According to KOIN, Gillmore will continue to be monitored until 2034, and if he breaks the terms of his parole, he risks going back to prison. A court in the Edens case gave Gillmore a minimum prison term of 30 years and a maximum of 60 years. However, a year after his conviction, a parole board reduced his sentence by half.

Another victim, Danielle Tudor, claimed Gillmore had raped her in 1979, when she was still a teenager. She openly disapproved of his release. "If he had been able to have been charged for all the rapes he committed, he’d never be getting out," Tudor told KOIN. Gillmore has been identified as a sex offender with the lowest risk of reoffending and will need to register as one for the rest of his life. Due to his low-level categorization, the state and county are not compelled to inform the locals whether he is residing there.

His victims have expressed outrage at the low-level classification.
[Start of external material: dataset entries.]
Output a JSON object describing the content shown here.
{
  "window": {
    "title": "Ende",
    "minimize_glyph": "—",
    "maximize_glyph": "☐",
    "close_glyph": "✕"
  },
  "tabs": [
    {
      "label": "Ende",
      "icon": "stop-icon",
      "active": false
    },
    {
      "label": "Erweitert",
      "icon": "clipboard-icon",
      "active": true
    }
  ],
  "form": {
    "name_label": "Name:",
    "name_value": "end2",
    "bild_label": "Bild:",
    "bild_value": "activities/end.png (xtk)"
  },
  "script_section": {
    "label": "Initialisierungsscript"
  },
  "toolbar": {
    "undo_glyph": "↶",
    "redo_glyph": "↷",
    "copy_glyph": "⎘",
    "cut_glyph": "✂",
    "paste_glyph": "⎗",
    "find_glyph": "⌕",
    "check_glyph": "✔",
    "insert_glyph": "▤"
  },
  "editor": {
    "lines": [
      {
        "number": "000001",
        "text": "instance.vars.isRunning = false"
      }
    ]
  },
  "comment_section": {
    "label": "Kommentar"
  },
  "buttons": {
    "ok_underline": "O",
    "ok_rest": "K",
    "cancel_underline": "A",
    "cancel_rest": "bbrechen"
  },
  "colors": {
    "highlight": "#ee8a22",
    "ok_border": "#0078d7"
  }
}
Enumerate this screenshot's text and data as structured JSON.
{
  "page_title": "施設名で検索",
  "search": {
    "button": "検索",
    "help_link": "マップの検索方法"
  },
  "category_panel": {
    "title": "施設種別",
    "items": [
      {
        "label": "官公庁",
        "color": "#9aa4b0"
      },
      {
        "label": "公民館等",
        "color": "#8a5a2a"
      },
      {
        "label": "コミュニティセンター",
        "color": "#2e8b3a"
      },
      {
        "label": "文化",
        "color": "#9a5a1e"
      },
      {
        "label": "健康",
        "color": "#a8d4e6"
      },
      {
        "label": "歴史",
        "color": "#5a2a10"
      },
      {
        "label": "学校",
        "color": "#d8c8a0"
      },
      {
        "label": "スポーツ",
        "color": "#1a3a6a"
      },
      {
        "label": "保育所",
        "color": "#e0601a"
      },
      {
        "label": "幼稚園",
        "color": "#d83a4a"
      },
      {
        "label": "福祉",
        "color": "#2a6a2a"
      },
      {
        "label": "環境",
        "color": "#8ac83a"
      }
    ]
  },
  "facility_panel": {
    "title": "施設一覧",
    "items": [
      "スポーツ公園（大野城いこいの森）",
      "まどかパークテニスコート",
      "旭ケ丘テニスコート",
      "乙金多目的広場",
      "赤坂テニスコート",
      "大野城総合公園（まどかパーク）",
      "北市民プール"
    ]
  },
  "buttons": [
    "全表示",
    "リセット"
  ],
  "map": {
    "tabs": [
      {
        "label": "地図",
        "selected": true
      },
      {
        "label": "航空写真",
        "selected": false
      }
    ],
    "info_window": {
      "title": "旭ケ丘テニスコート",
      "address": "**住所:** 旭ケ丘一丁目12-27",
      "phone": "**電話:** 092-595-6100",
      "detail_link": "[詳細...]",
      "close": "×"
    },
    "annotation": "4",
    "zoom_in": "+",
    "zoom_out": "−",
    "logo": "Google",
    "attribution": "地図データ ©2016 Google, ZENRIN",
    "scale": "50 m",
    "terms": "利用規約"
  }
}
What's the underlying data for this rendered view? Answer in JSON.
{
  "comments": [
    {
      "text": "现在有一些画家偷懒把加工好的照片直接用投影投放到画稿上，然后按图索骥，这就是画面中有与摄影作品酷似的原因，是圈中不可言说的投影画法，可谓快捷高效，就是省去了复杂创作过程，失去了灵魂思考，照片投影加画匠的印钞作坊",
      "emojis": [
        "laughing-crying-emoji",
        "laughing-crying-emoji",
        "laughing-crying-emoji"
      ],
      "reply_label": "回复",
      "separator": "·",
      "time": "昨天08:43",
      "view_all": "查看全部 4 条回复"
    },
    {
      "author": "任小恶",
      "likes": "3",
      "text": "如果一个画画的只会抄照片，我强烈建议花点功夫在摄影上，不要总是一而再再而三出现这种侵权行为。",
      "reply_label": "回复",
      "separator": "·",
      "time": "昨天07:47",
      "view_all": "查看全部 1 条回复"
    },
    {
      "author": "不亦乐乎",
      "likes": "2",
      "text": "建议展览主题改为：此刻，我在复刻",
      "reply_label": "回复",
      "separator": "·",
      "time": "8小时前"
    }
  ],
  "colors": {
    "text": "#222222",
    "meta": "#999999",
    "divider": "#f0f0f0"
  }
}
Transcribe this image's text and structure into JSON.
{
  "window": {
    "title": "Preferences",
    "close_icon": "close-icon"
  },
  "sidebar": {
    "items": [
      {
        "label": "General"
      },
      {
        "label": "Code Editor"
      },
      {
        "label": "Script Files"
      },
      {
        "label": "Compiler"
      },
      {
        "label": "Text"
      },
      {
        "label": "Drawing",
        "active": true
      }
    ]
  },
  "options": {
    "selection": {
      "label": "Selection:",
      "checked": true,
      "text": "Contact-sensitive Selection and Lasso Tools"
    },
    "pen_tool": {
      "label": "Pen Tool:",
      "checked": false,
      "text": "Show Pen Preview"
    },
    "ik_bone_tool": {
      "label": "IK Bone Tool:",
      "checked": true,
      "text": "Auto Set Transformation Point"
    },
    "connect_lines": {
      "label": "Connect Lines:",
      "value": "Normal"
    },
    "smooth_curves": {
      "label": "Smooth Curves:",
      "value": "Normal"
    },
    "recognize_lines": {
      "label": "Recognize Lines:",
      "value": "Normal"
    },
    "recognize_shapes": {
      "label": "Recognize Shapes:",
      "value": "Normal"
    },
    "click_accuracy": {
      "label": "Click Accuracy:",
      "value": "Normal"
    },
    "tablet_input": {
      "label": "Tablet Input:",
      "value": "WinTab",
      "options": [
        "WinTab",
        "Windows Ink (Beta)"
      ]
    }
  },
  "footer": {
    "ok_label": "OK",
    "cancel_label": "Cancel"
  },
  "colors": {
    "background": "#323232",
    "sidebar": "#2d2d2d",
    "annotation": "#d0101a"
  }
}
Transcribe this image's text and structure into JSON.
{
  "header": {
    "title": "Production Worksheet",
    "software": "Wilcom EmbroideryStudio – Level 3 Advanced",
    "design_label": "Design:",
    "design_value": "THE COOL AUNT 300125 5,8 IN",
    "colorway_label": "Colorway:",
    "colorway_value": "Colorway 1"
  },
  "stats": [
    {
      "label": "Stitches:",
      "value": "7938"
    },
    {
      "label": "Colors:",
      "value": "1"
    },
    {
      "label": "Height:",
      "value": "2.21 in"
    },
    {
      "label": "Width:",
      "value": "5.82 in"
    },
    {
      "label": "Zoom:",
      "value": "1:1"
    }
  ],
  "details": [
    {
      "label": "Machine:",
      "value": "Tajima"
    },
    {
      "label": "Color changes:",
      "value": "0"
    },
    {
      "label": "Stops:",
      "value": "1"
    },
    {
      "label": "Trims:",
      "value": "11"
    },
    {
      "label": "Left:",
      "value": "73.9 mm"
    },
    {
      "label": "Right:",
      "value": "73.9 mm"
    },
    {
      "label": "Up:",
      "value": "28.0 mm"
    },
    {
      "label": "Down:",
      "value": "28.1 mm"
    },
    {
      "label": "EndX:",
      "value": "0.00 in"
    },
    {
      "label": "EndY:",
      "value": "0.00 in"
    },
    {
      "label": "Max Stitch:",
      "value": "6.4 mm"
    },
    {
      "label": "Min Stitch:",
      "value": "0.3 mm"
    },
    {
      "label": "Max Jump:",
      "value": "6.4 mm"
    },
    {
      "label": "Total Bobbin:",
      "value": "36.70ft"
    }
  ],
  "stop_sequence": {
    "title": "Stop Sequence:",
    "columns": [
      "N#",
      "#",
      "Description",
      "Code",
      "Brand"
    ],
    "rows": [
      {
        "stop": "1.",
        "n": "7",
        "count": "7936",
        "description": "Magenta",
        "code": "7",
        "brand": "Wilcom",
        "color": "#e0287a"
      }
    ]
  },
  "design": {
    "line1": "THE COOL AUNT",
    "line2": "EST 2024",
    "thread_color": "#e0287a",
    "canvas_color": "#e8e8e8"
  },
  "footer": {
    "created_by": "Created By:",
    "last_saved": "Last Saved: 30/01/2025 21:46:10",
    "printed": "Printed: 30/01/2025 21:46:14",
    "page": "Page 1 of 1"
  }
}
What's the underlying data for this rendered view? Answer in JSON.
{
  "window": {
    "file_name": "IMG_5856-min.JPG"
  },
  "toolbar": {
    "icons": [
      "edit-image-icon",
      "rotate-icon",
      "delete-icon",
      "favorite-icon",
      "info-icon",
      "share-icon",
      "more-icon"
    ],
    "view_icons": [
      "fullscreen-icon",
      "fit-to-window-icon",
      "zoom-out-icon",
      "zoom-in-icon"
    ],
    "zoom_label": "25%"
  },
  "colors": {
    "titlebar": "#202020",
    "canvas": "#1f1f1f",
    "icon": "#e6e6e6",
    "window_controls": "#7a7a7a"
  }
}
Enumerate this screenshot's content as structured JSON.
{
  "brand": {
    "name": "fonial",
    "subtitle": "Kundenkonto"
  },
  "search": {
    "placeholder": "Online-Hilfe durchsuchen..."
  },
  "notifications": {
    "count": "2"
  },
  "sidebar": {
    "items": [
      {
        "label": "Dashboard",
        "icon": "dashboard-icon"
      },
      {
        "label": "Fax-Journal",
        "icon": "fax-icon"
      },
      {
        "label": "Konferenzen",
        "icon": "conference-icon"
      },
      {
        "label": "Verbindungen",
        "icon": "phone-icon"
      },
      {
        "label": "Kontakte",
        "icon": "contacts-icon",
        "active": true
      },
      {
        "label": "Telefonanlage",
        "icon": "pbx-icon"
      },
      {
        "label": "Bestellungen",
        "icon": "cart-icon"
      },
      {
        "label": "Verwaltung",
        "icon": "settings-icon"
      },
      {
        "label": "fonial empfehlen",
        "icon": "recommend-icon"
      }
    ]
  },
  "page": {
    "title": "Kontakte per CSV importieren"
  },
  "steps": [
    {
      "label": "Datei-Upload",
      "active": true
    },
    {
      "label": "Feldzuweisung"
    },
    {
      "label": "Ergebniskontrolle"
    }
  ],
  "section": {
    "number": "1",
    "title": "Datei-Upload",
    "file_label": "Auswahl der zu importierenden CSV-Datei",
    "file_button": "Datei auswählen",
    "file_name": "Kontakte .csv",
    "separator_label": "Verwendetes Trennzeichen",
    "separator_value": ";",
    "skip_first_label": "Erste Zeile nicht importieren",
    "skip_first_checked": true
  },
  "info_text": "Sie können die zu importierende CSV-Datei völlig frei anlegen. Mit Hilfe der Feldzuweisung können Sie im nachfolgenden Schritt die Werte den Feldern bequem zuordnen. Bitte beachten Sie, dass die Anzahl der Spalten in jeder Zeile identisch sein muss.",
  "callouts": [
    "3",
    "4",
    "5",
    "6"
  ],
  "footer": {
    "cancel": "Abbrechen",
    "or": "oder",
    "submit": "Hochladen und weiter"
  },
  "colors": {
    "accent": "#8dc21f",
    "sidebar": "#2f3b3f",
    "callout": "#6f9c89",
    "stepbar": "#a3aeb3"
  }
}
According to The Oregonian, Tudor claimed she didn't understand why he was being labelled a low-level sex offender. "He was designated as a dangerous offender at trial," Tudor said.

The Static 99 risk assessment tool, which the state employs to estimate the sexual recidivism rate for inmates convicted of sex crimes, determines the classification, according to Dylan Arthur, executive director of the Oregon Board of Parole and Post-Prison Supervision, who spoke to The Oregonian/OregonLive. Gillmore was categorised as a low-level offender using that tool.